Ted David has worked at CNBC since the business network launched in 1989. He likes his colleagues. Respects his bosses. Enjoys his current gig as a senior anchor of CNBC Business Radio. But when his contract with the network is up this spring, Mr. David will cast his eyes longingly in the direction of a fledging rival.
He would like someday soon to work at the Fox Business Network (FBN).
“I cannot imagine a more tempting possibility,” Mr. David told NYTV when reached by phone. A few days earlier, the industry-news blog TV Newser had reported rumors that Mr. David had been seen recently at the Fox News headquarters. Mr. David denied it, but was far from coy about his interest in FBN.

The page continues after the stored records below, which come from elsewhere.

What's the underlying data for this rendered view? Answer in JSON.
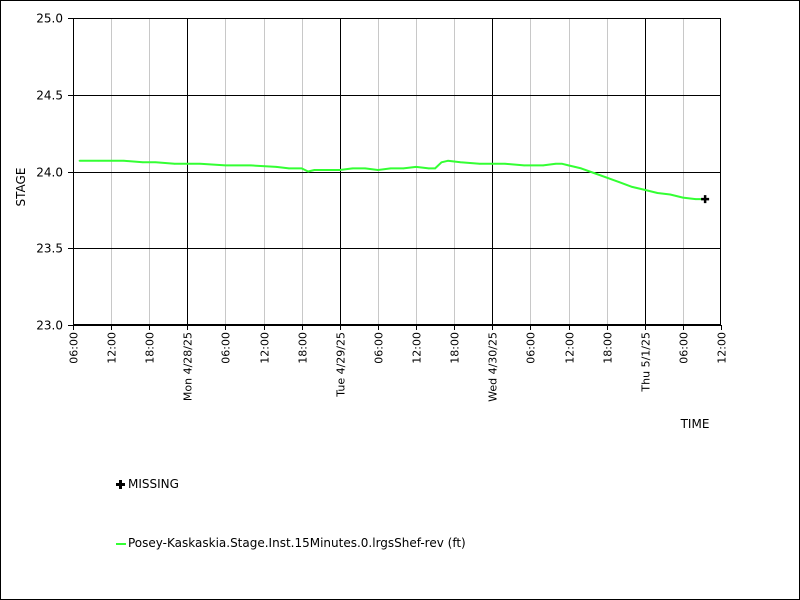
{
  "chart_data": {
    "type": "line",
    "ylabel": "STAGE",
    "xlabel": "TIME",
    "ylim": [
      23.0,
      25.0
    ],
    "y_ticks": [
      "23.0",
      "23.5",
      "24.0",
      "24.5",
      "25.0"
    ],
    "x_range_hours": [
      6,
      138
    ],
    "x_tick_labels": [
      {
        "hour": 6,
        "label": "06:00",
        "major": false
      },
      {
        "hour": 12,
        "label": "12:00",
        "major": false
      },
      {
        "hour": 18,
        "label": "18:00",
        "major": false
      },
      {
        "hour": 24,
        "label": "Mon 4/28/25",
        "major": true
      },
      {
        "hour": 30,
        "label": "06:00",
        "major": false
      },
      {
        "hour": 36,
        "label": "12:00",
        "major": false
      },
      {
        "hour": 42,
        "label": "18:00",
        "major": false
      },
      {
        "hour": 48,
        "label": "Tue 4/29/25",
        "major": true
      },
      {
        "hour": 54,
        "label": "06:00",
        "major": false
      },
      {
        "hour": 60,
        "label": "12:00",
        "major": false
      },
      {
        "hour": 66,
        "label": "18:00",
        "major": false
      },
      {
        "hour": 72,
        "label": "Wed 4/30/25",
        "major": true
      },
      {
        "hour": 78,
        "label": "06:00",
        "major": false
      },
      {
        "hour": 84,
        "label": "12:00",
        "major": false
      },
      {
        "hour": 90,
        "label": "18:00",
        "major": false
      },
      {
        "hour": 96,
        "label": "Thu 5/1/25",
        "major": true
      },
      {
        "hour": 102,
        "label": "06:00",
        "major": false
      },
      {
        "hour": 108,
        "label": "12:00",
        "major": false
      }
    ],
    "grid": true,
    "series": [
      {
        "name": "Posey-Kaskaskia.Stage.Inst.15Minutes.0.lrgsShef-rev (ft)",
        "color": "#33ff33",
        "x": [
          7,
          10,
          14,
          17,
          19,
          22,
          26,
          30,
          34,
          38,
          40,
          42,
          43,
          44,
          46,
          48,
          50,
          52,
          54,
          56,
          58,
          60,
          62,
          63,
          64,
          65,
          67,
          70,
          72,
          74,
          77,
          80,
          82,
          83,
          84,
          85,
          86,
          88,
          90,
          92,
          94,
          96,
          98,
          100,
          102,
          104,
          105
        ],
        "values": [
          24.07,
          24.07,
          24.07,
          24.06,
          24.06,
          24.05,
          24.05,
          24.04,
          24.04,
          24.03,
          24.02,
          24.02,
          24.0,
          24.01,
          24.01,
          24.01,
          24.02,
          24.02,
          24.01,
          24.02,
          24.02,
          24.03,
          24.02,
          24.02,
          24.06,
          24.07,
          24.06,
          24.05,
          24.05,
          24.05,
          24.04,
          24.04,
          24.05,
          24.05,
          24.04,
          24.03,
          24.02,
          23.99,
          23.96,
          23.93,
          23.9,
          23.88,
          23.86,
          23.85,
          23.83,
          23.82,
          23.82
        ]
      }
    ],
    "missing_points": [
      {
        "x": 105.5,
        "y": 23.82
      }
    ],
    "legend_placement": "bottom-left"
  },
  "legend": {
    "missing_label": "MISSING",
    "series_label": "Posey-Kaskaskia.Stage.Inst.15Minutes.0.lrgsShef-rev (ft)"
  }
}
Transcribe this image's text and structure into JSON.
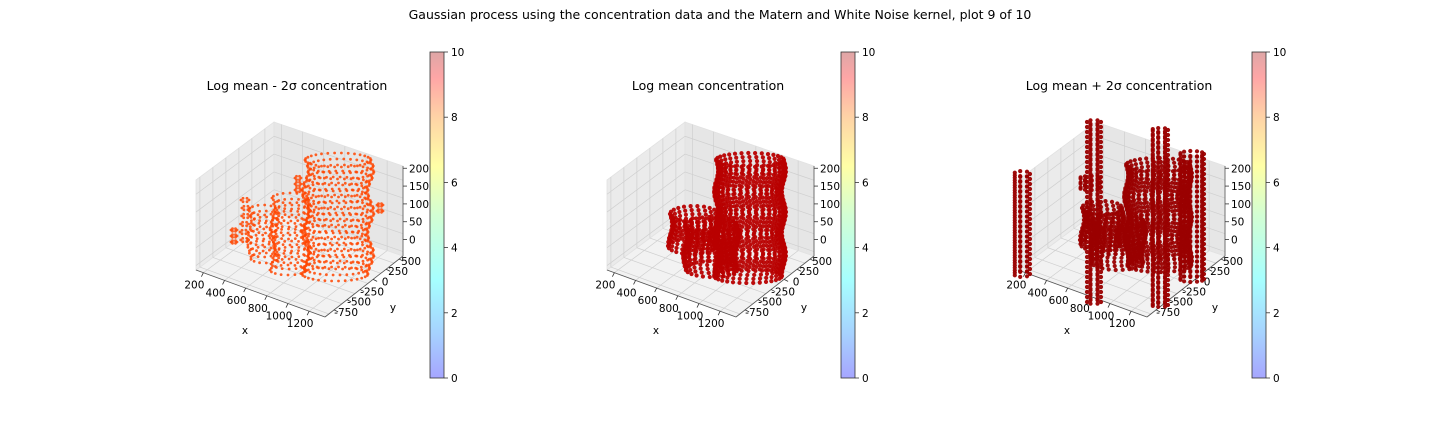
{
  "figure": {
    "suptitle": "Gaussian process using the  concentration data and the Matern and White Noise kernel, plot 9 of 10"
  },
  "colormap": [
    "#8080ff",
    "#80c0ff",
    "#80ffff",
    "#c0ffc0",
    "#ffff80",
    "#ffc080",
    "#ff8080",
    "#d08080"
  ],
  "chart_data": [
    {
      "type": "scatter3d",
      "title": "Log mean - 2σ concentration",
      "xlabel": "x",
      "ylabel": "y",
      "zlabel": "",
      "x_ticks": [
        200,
        400,
        600,
        800,
        1000,
        1200
      ],
      "y_ticks": [
        500,
        250,
        0,
        -250,
        -500,
        -750
      ],
      "z_ticks": [
        0,
        50,
        100,
        150,
        200
      ],
      "colorbar_ticks": [
        0,
        2,
        4,
        6,
        8,
        10
      ],
      "colorbar_range": [
        0,
        10
      ],
      "point_color": "#ff4500",
      "grid": true
    },
    {
      "type": "scatter3d",
      "title": "Log mean concentration",
      "xlabel": "x",
      "ylabel": "y",
      "zlabel": "",
      "x_ticks": [
        200,
        400,
        600,
        800,
        1000,
        1200
      ],
      "y_ticks": [
        500,
        250,
        0,
        -250,
        -500,
        -750
      ],
      "z_ticks": [
        0,
        50,
        100,
        150,
        200
      ],
      "colorbar_ticks": [
        0,
        2,
        4,
        6,
        8,
        10
      ],
      "colorbar_range": [
        0,
        10
      ],
      "point_color": "#b80000",
      "grid": true
    },
    {
      "type": "scatter3d",
      "title": "Log mean + 2σ concentration",
      "xlabel": "x",
      "ylabel": "y",
      "zlabel": "",
      "x_ticks": [
        200,
        400,
        600,
        800,
        1000,
        1200
      ],
      "y_ticks": [
        500,
        250,
        0,
        -250,
        -500,
        -750
      ],
      "z_ticks": [
        0,
        50,
        100,
        150,
        200
      ],
      "colorbar_ticks": [
        0,
        2,
        4,
        6,
        8,
        10
      ],
      "colorbar_range": [
        0,
        10
      ],
      "point_color": "#9a0000",
      "grid": true
    }
  ]
}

So why would a seasoned newsman, happy with his current job at the dominant national business network, contemplate jumping to an unproven rival? Mr. David spoke fondly of the long-ago days of CNBC’s infancy, and sounded eager to participate in another start-up. He added that he has “a lot of friends” at FBN, mentioning Alexis Glick, a former CNBC contributor who’s now FBN’s director of business news, and Kevin Magee, FBN’s executive vice president, with whom Mr. David used to work at ABC News. But mostly, Mr. David made clear, his interest in FBN, which is set to launch next month, comes down to one man:
Mr. Ailes served as president of CNBC for several years in the mid-90’s. He is generally credited with pumping up ratings, making the network profitable and instituting a successful strategy of packing prime time with talk shows. In 1996, he left CNBC to help launch Rupert Murdoch’s Fox News Channel. In the public imagination, Mr. Ailes’ success at Fox News has long since eclipsed his role in reviving CNBC. Not so among his former colleagues at CNBC.

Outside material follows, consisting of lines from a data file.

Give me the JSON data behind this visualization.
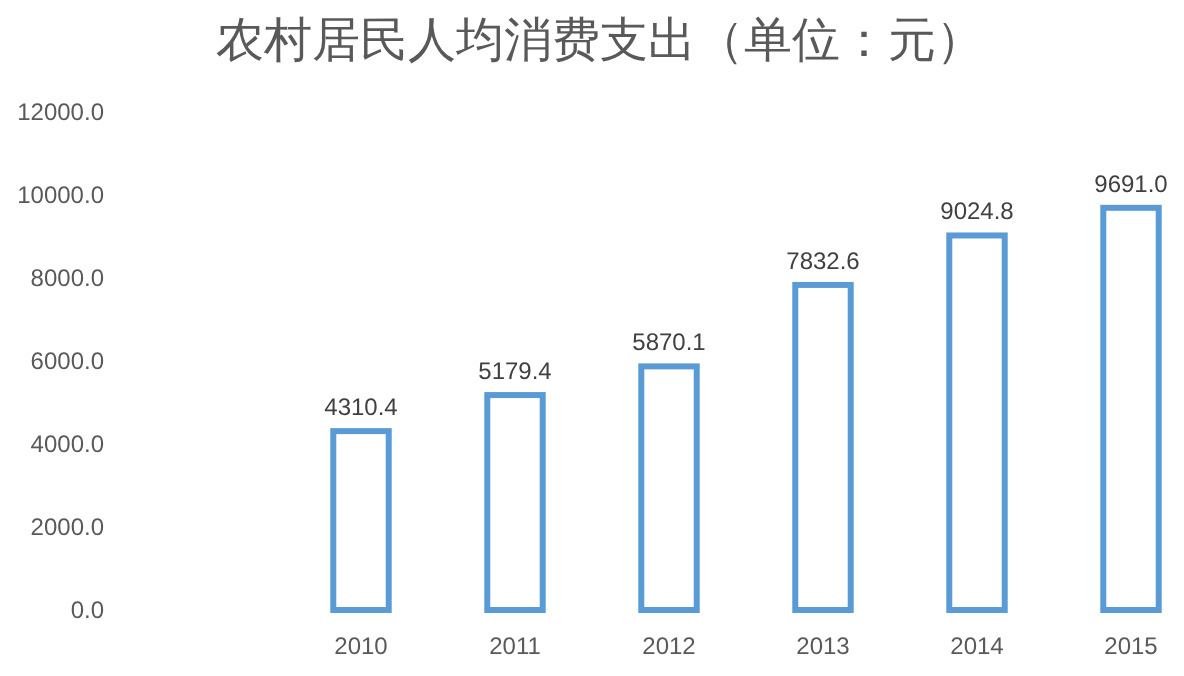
{
  "chart_data": {
    "type": "bar",
    "title": "农村居民人均消费支出（单位：元）",
    "categories": [
      null,
      "2010",
      "2011",
      "2012",
      "2013",
      "2014",
      "2015"
    ],
    "values": [
      null,
      4310.4,
      5179.4,
      5870.1,
      7832.6,
      9024.8,
      9691.0
    ],
    "value_labels": [
      null,
      "4310.4",
      "5179.4",
      "5870.1",
      "7832.6",
      "9024.8",
      "9691.0"
    ],
    "color": "#5b9bd5",
    "ylim": [
      0,
      12000
    ],
    "yticks": [
      {
        "value": 0,
        "label": "0.0"
      },
      {
        "value": 2000,
        "label": "2000.0"
      },
      {
        "value": 4000,
        "label": "4000.0"
      },
      {
        "value": 6000,
        "label": "6000.0"
      },
      {
        "value": 8000,
        "label": "8000.0"
      },
      {
        "value": 10000,
        "label": "10000.0"
      },
      {
        "value": 12000,
        "label": "12000.0"
      }
    ]
  }
}
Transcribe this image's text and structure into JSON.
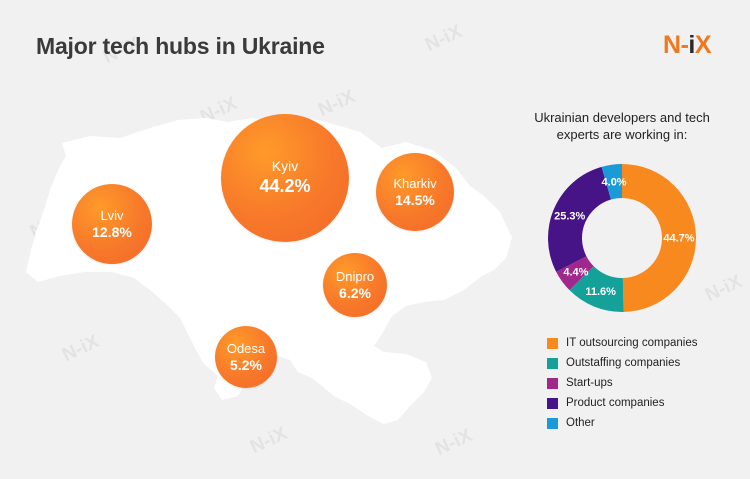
{
  "header": {
    "title": "Major tech hubs in Ukraine",
    "logo_text": "N-iX"
  },
  "watermark_text": "N-iX",
  "hubs": [
    {
      "city": "Kyiv",
      "share": "44.2%"
    },
    {
      "city": "Kharkiv",
      "share": "14.5%"
    },
    {
      "city": "Lviv",
      "share": "12.8%"
    },
    {
      "city": "Dnipro",
      "share": "6.2%"
    },
    {
      "city": "Odesa",
      "share": "5.2%"
    }
  ],
  "colors": {
    "accent_orange": "#f7782a",
    "map_fill": "#ffffff",
    "background": "#f1f1f1"
  },
  "chart_data": {
    "type": "pie",
    "subtype": "donut",
    "title": "Ukrainian developers and tech experts are working in:",
    "legend_position": "bottom",
    "slices": [
      {
        "label": "IT outsourcing companies",
        "value": 44.7,
        "display": "44.7%",
        "color": "#f7891f"
      },
      {
        "label": "Outstaffing companies",
        "value": 11.6,
        "display": "11.6%",
        "color": "#14a19a"
      },
      {
        "label": "Start-ups",
        "value": 4.4,
        "display": "4.4%",
        "color": "#a0288c"
      },
      {
        "label": "Product companies",
        "value": 25.3,
        "display": "25.3%",
        "color": "#461486"
      },
      {
        "label": "Other",
        "value": 4.0,
        "display": "4.0%",
        "color": "#1a9bd7"
      }
    ]
  }
}
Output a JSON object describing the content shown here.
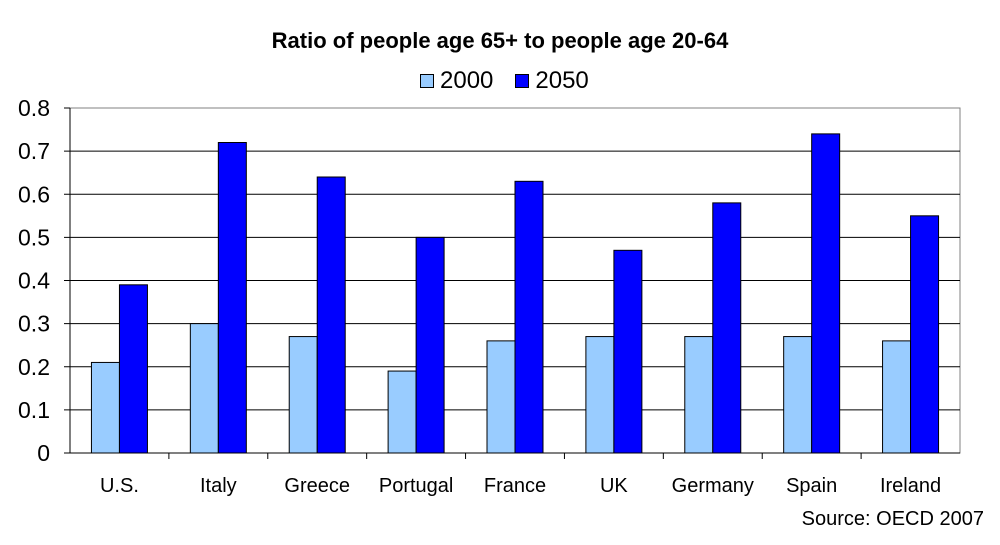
{
  "chart_data": {
    "type": "bar",
    "title": "Ratio of people age 65+ to people age 20-64",
    "categories": [
      "U.S.",
      "Italy",
      "Greece",
      "Portugal",
      "France",
      "UK",
      "Germany",
      "Spain",
      "Ireland"
    ],
    "series": [
      {
        "name": "2000",
        "color": "#99ccff",
        "values": [
          0.21,
          0.3,
          0.27,
          0.19,
          0.26,
          0.27,
          0.27,
          0.27,
          0.26
        ]
      },
      {
        "name": "2050",
        "color": "#0000ff",
        "values": [
          0.39,
          0.72,
          0.64,
          0.5,
          0.63,
          0.47,
          0.58,
          0.74,
          0.55
        ]
      }
    ],
    "ylim": [
      0,
      0.8
    ],
    "yticks": [
      "0",
      "0.1",
      "0.2",
      "0.3",
      "0.4",
      "0.5",
      "0.6",
      "0.7",
      "0.8"
    ],
    "grid": true,
    "legend_position": "top-center",
    "xlabel": "",
    "ylabel": ""
  },
  "source": "Source: OECD 2007"
}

“I watched him transform CNBC,” said Mr. David. “The guy is a genius. Before I leave this business I want to work for him again.”

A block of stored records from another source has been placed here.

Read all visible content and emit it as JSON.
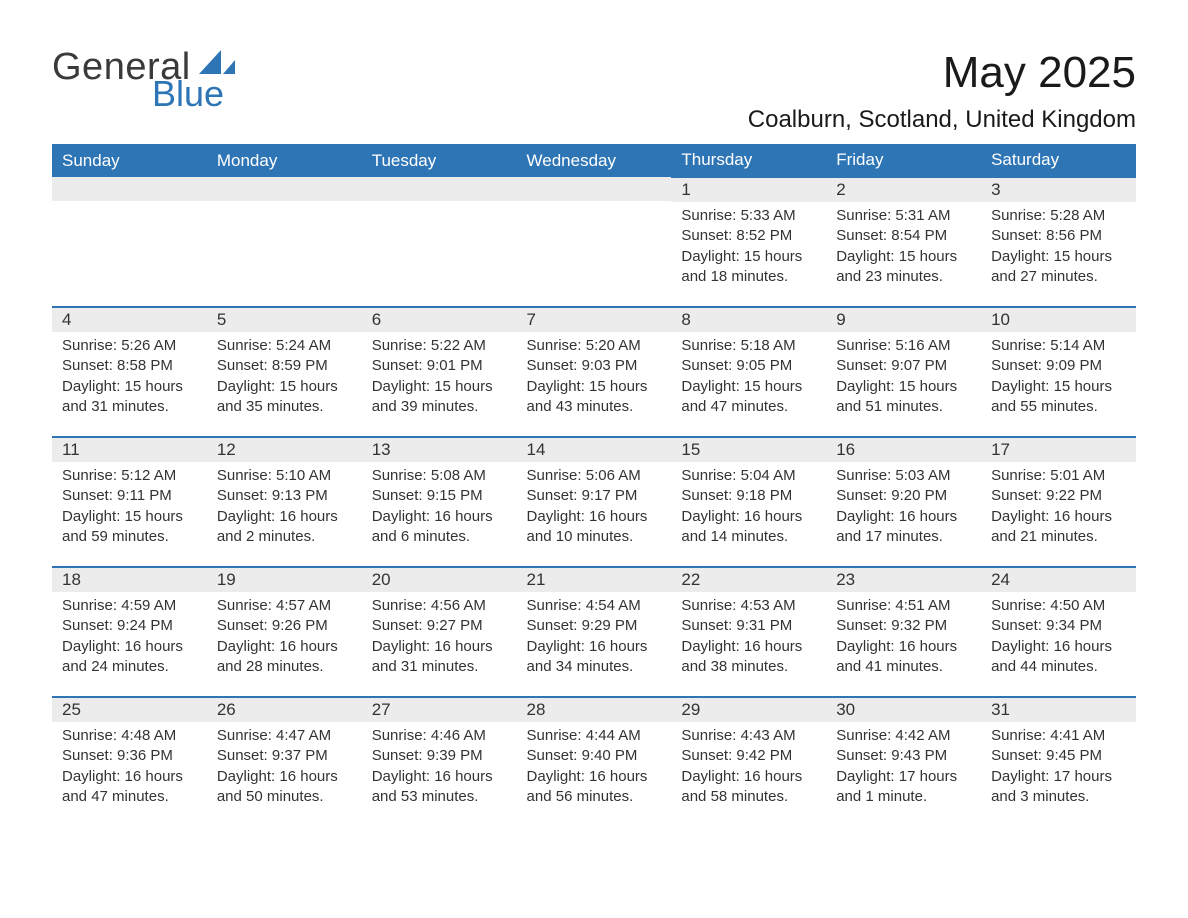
{
  "brand": {
    "word1": "General",
    "word2": "Blue",
    "word1_color": "#3a3a3a",
    "word2_color": "#2e75b6",
    "sail_color": "#2e75b6"
  },
  "header": {
    "month_title": "May 2025",
    "location": "Coalburn, Scotland, United Kingdom"
  },
  "style": {
    "header_bg": "#2e75b6",
    "header_fg": "#ffffff",
    "row_separator": "#2e75b6",
    "daynum_bg": "#ececec",
    "text_color": "#333333",
    "page_bg": "#ffffff",
    "title_fontsize": 44,
    "location_fontsize": 24,
    "th_fontsize": 17,
    "body_fontsize": 15
  },
  "calendar": {
    "columns": [
      "Sunday",
      "Monday",
      "Tuesday",
      "Wednesday",
      "Thursday",
      "Friday",
      "Saturday"
    ],
    "leading_blanks": 4,
    "days": [
      {
        "n": "1",
        "sunrise": "Sunrise: 5:33 AM",
        "sunset": "Sunset: 8:52 PM",
        "daylight": "Daylight: 15 hours and 18 minutes."
      },
      {
        "n": "2",
        "sunrise": "Sunrise: 5:31 AM",
        "sunset": "Sunset: 8:54 PM",
        "daylight": "Daylight: 15 hours and 23 minutes."
      },
      {
        "n": "3",
        "sunrise": "Sunrise: 5:28 AM",
        "sunset": "Sunset: 8:56 PM",
        "daylight": "Daylight: 15 hours and 27 minutes."
      },
      {
        "n": "4",
        "sunrise": "Sunrise: 5:26 AM",
        "sunset": "Sunset: 8:58 PM",
        "daylight": "Daylight: 15 hours and 31 minutes."
      },
      {
        "n": "5",
        "sunrise": "Sunrise: 5:24 AM",
        "sunset": "Sunset: 8:59 PM",
        "daylight": "Daylight: 15 hours and 35 minutes."
      },
      {
        "n": "6",
        "sunrise": "Sunrise: 5:22 AM",
        "sunset": "Sunset: 9:01 PM",
        "daylight": "Daylight: 15 hours and 39 minutes."
      },
      {
        "n": "7",
        "sunrise": "Sunrise: 5:20 AM",
        "sunset": "Sunset: 9:03 PM",
        "daylight": "Daylight: 15 hours and 43 minutes."
      },
      {
        "n": "8",
        "sunrise": "Sunrise: 5:18 AM",
        "sunset": "Sunset: 9:05 PM",
        "daylight": "Daylight: 15 hours and 47 minutes."
      },
      {
        "n": "9",
        "sunrise": "Sunrise: 5:16 AM",
        "sunset": "Sunset: 9:07 PM",
        "daylight": "Daylight: 15 hours and 51 minutes."
      },
      {
        "n": "10",
        "sunrise": "Sunrise: 5:14 AM",
        "sunset": "Sunset: 9:09 PM",
        "daylight": "Daylight: 15 hours and 55 minutes."
      },
      {
        "n": "11",
        "sunrise": "Sunrise: 5:12 AM",
        "sunset": "Sunset: 9:11 PM",
        "daylight": "Daylight: 15 hours and 59 minutes."
      },
      {
        "n": "12",
        "sunrise": "Sunrise: 5:10 AM",
        "sunset": "Sunset: 9:13 PM",
        "daylight": "Daylight: 16 hours and 2 minutes."
      },
      {
        "n": "13",
        "sunrise": "Sunrise: 5:08 AM",
        "sunset": "Sunset: 9:15 PM",
        "daylight": "Daylight: 16 hours and 6 minutes."
      },
      {
        "n": "14",
        "sunrise": "Sunrise: 5:06 AM",
        "sunset": "Sunset: 9:17 PM",
        "daylight": "Daylight: 16 hours and 10 minutes."
      },
      {
        "n": "15",
        "sunrise": "Sunrise: 5:04 AM",
        "sunset": "Sunset: 9:18 PM",
        "daylight": "Daylight: 16 hours and 14 minutes."
      },
      {
        "n": "16",
        "sunrise": "Sunrise: 5:03 AM",
        "sunset": "Sunset: 9:20 PM",
        "daylight": "Daylight: 16 hours and 17 minutes."
      },
      {
        "n": "17",
        "sunrise": "Sunrise: 5:01 AM",
        "sunset": "Sunset: 9:22 PM",
        "daylight": "Daylight: 16 hours and 21 minutes."
      },
      {
        "n": "18",
        "sunrise": "Sunrise: 4:59 AM",
        "sunset": "Sunset: 9:24 PM",
        "daylight": "Daylight: 16 hours and 24 minutes."
      },
      {
        "n": "19",
        "sunrise": "Sunrise: 4:57 AM",
        "sunset": "Sunset: 9:26 PM",
        "daylight": "Daylight: 16 hours and 28 minutes."
      },
      {
        "n": "20",
        "sunrise": "Sunrise: 4:56 AM",
        "sunset": "Sunset: 9:27 PM",
        "daylight": "Daylight: 16 hours and 31 minutes."
      },
      {
        "n": "21",
        "sunrise": "Sunrise: 4:54 AM",
        "sunset": "Sunset: 9:29 PM",
        "daylight": "Daylight: 16 hours and 34 minutes."
      },
      {
        "n": "22",
        "sunrise": "Sunrise: 4:53 AM",
        "sunset": "Sunset: 9:31 PM",
        "daylight": "Daylight: 16 hours and 38 minutes."
      },
      {
        "n": "23",
        "sunrise": "Sunrise: 4:51 AM",
        "sunset": "Sunset: 9:32 PM",
        "daylight": "Daylight: 16 hours and 41 minutes."
      },
      {
        "n": "24",
        "sunrise": "Sunrise: 4:50 AM",
        "sunset": "Sunset: 9:34 PM",
        "daylight": "Daylight: 16 hours and 44 minutes."
      },
      {
        "n": "25",
        "sunrise": "Sunrise: 4:48 AM",
        "sunset": "Sunset: 9:36 PM",
        "daylight": "Daylight: 16 hours and 47 minutes."
      },
      {
        "n": "26",
        "sunrise": "Sunrise: 4:47 AM",
        "sunset": "Sunset: 9:37 PM",
        "daylight": "Daylight: 16 hours and 50 minutes."
      },
      {
        "n": "27",
        "sunrise": "Sunrise: 4:46 AM",
        "sunset": "Sunset: 9:39 PM",
        "daylight": "Daylight: 16 hours and 53 minutes."
      },
      {
        "n": "28",
        "sunrise": "Sunrise: 4:44 AM",
        "sunset": "Sunset: 9:40 PM",
        "daylight": "Daylight: 16 hours and 56 minutes."
      },
      {
        "n": "29",
        "sunrise": "Sunrise: 4:43 AM",
        "sunset": "Sunset: 9:42 PM",
        "daylight": "Daylight: 16 hours and 58 minutes."
      },
      {
        "n": "30",
        "sunrise": "Sunrise: 4:42 AM",
        "sunset": "Sunset: 9:43 PM",
        "daylight": "Daylight: 17 hours and 1 minute."
      },
      {
        "n": "31",
        "sunrise": "Sunrise: 4:41 AM",
        "sunset": "Sunset: 9:45 PM",
        "daylight": "Daylight: 17 hours and 3 minutes."
      }
    ]
  }
}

To date, Fox execs have said little in public about their vision for the new network, nor about their strategy for taking on CNBC. Mr. David said he had heard of no specific plans for FBN. His attraction is based on faith. “Anybody who tries to second-guess Roger Ailes is nuts,” he said. “I’m sure whatever it is, it’s carefully thought out and he knows exactly what he’s doing. I know what kind of a great mind he has in terms of running television.”
In preparing for the challenge from FBN, CNBC has recently improved its on-air graphics, beefed up its online presence and cultivated a number of hit personality and talk shows—most notably, Mad Money With Jim Cramer.
Still, doubts persist about CNBC’s programming strategy. Not long ago, in an apparent attempt to break new ground, the network aired a game show of sorts: Fast Money MBA Challenge, in which teams of business-school students square off in Jeopardy-style competitions. But ratings were lackluster and did little to inspire much faith in the network brass’ ability to create hits.
“The general feeling is that Fox will crush CNBC,” one pessimistic CNBC staffer told NYTV. “Politics aside, Ailes is worshiped. The leadership here is in total denial.”
“That’s nonsense,” said a CNBC spokesperson. “Sounds like someone who hasn’t been in the newsroom.”